Schori also gave his view on the Security Council resolution. “There was a compromise reached after Gbagbo wanted to oust [Stoudmann].”
For some observers the resolution was nothing less than a capitulation to President Gbagbo who has often denounced international envoys in Cote d’Ivoire as meddlers in his country’s internal affairs.
The resolution makes special mention of Cote d’Ivoire’s “sovereignty” and “independence,” and “the importance of good-neighbourliness [and] non-interference”.
Yet on 12 June a coordinating group overseeing the progress of the country’s newly created peace plan had called for retaining the UN election post. That group is made up of representatives of the government, the political opposition and the former rebels.

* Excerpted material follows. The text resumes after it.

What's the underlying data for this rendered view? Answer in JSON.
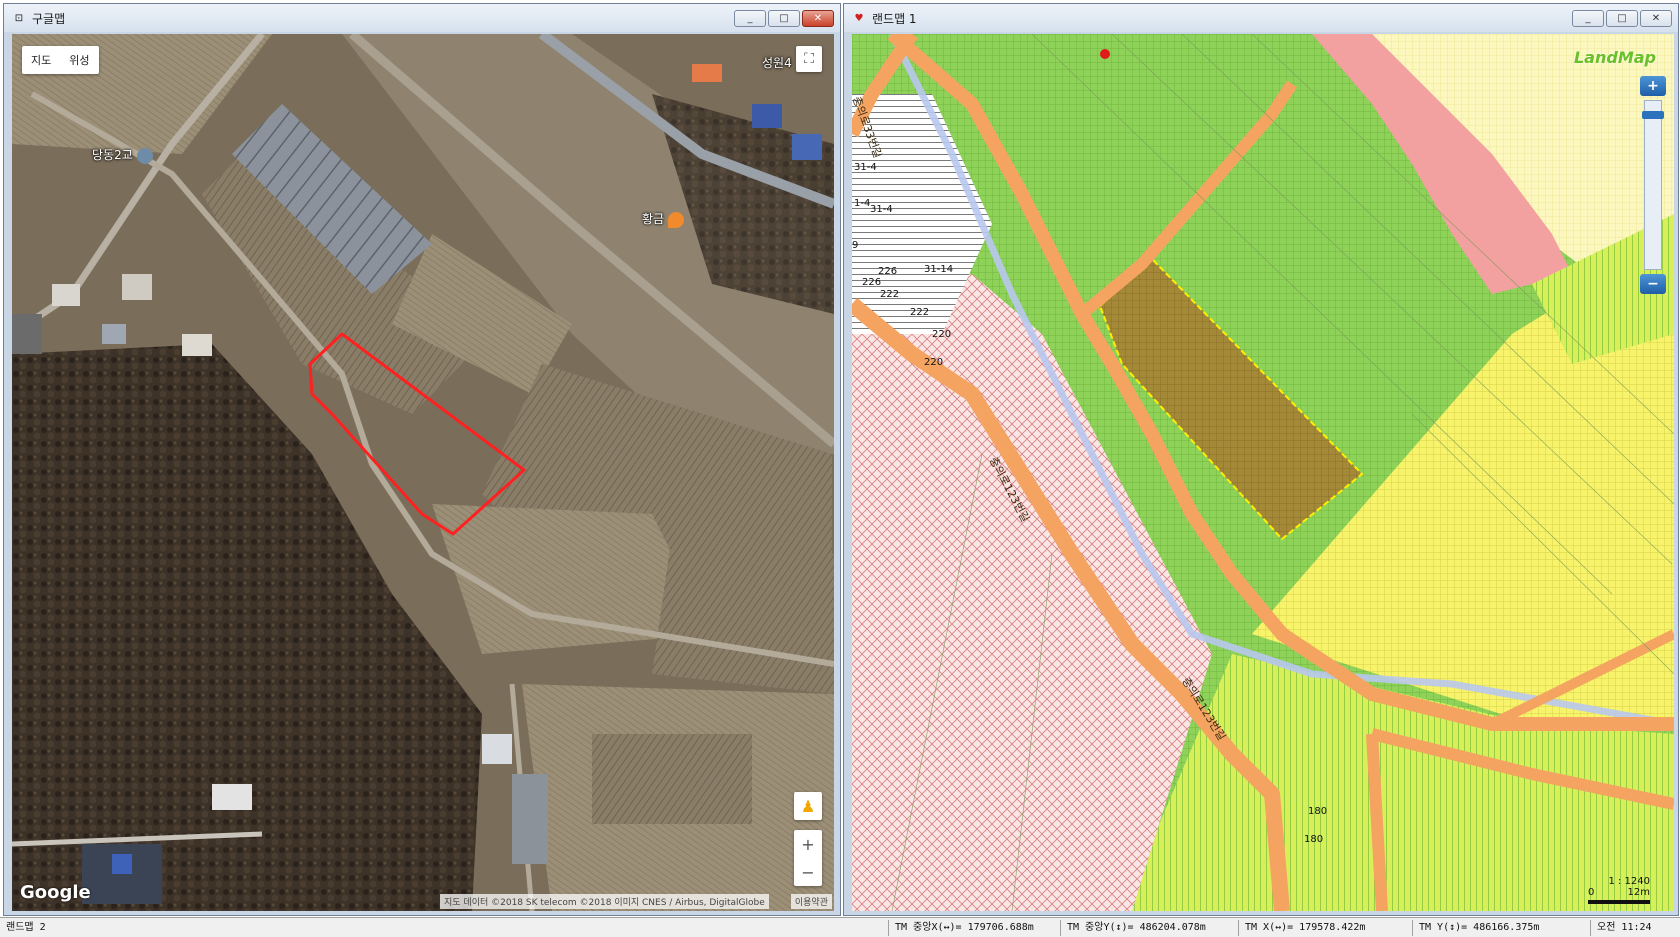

Opposition leaders have slammed the UN decision to eliminate its election monitoring post. “It is a flagrant contradiction [of an earlier peace agreement and earlier Security Council resolutions]”, Ally Coulibaly, spokesman for the Rally of Republicans party, told IRIN.
“We can’t accept this decision,” he said. “The Ivorian people and the international community must be particularly vigilant to make sure that every stage of the elections process is carried out properly.”
Other opposition leaders also told IRIN they felt the UN had let them down. “It marks an utter retreat – a total disengagement on the part of the UN,” Djedje Mady, head of the former ruling party the Democratic Party of Cote d’Ivoire, told IRIN. “This is a real shame. The opposition will do what it can to ensure that elections are viable and fair,” he said. “We must learn to count on ourselves, not on outsiders.”
The International Crisis Group (ICG) issued a report in June which tried to head off the UN Security Council decision. “Given that everyone is unanimous that an election carried out in security and transparence is a key to ending Cote d’Ivoire’s crisis, nothing can justify the elimination of the post.”
After the resolution was passed ICG researcher for West Africa Gilles Yabi told IRIN: “Eliminating this post is a bad sign; it portends a minimal role for the UN in the electoral process.”
At the very least, analysts say the resolution makes the UN look weak in the eyes of Ivorians and the world. “This does indicate a prevaricating UN,” said Daniel Balint-Kurti, West Africa analyst with the London-based think-tank Chatham House. “Presumably the UN created this post because they saw it as important [to ensure proper elections],” he said.
“With the peace process now at such a critical juncture, it’s not clear why they changed on this except to avoid an open row with Gbagbo.”
It remains an open question whether the UN will still be able to control the election process. Observers say it depends on how well the SRSG’s election oversight unit functions.
One Western diplomat noted that eliminating the election monitoring post without removing the essential role of UN oversight may actually be advantageous. He said, the high representative had been an entity seperate from UNOCI and therefore vulnerable to being singled out by the government.
“There’s no point in leaving in place a situation that threatens to come unstuck down the line.” He added: “The SRSG will perhaps be less easy to marginalise.”
Even some strong critics of the UN resolution said they have not yet lost all hope. “The UN caved in to Gbagbo’s demands but whether the UN takes a back seat in the electoral process will be seen on the ground in time,” Chatham House’s Balint-Kurti said.